Penser à déclarer ses moins-values au fisc
Il ne leur reste plus qu'à faire valoir leur perte auprès de l'administration fiscale, ce qui peut nécessiter quelques démarches fastidieuses. Par le passé il était nécessaire d'attendre la clôture de la liquidation (ce qui peut prendre des années). Désormais, il est possible de faire reconnaître ses moins-values dès le jugement de liquidation prononcé, s'il fait bien mention de la nullité de la valeur des actions. Cette disposition tire son origine de l'emblématique et non moins dramatique faillite de Moulinex en 2001.

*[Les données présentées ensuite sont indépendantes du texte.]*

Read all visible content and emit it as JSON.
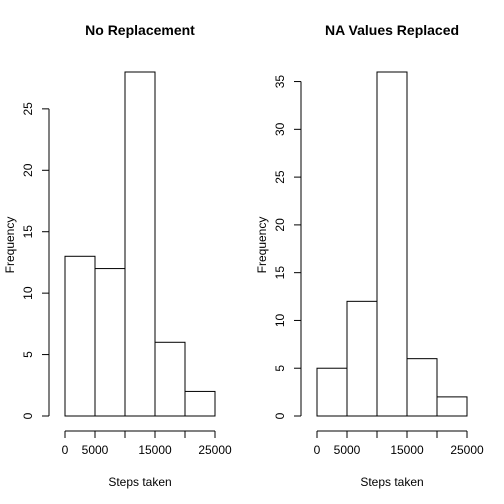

"Pour permettre éventuellement aux porteurs de titres Moulinex de constater leurs moins-values, la cotation des actions sera reprise du 14 novembre au 14 décembre 2001 inclus, dans le compartiment des valeurs radiées des marchés réglementés" avait-il été proposé aux petits porteurs de Moulinex pour se défaire de leurs actions. Or, ces derniers étaient dans l'incapacité de vendre leurs actions Moulinex faute d'acheteur en face dans le carnet d'ordre. Qui voudrait en effet se positionner sur une action dont la société est en faillite?
Le député Charles de Courson a ainsi inclus "l'amendement Moulinex" dans la loi de finances rectificative pour 2002 dans son article 12 publié au Journal Officiel du 31 décembre 2001. Cette disposition permet donc aux malheureux actionnaires d’imputer fiscalement les moins-values sur les actions de sociétés en faillite dès lors qu’un jugement ordonnant la cession de l’entreprise (en l’absence de tout plan de continuation) ou sa liquidation judiciaire a été rendu.
Pour cela, il faut obtenir copie du jugement auprès du greffe du tribunal ayant émis la décision judiciaire puis la transmettre à son intermédiaire financier afin qu'il constate la liquidation et la valeur nulle des actions. Ce dernier enverra une attestation de gain et de perte réalisé, sous le libellé "pertes sur titres suite à procédure collective", qui sera à produire auprès de l'administration fiscale pour imputer le cas échéant la moins-value sur ses gains.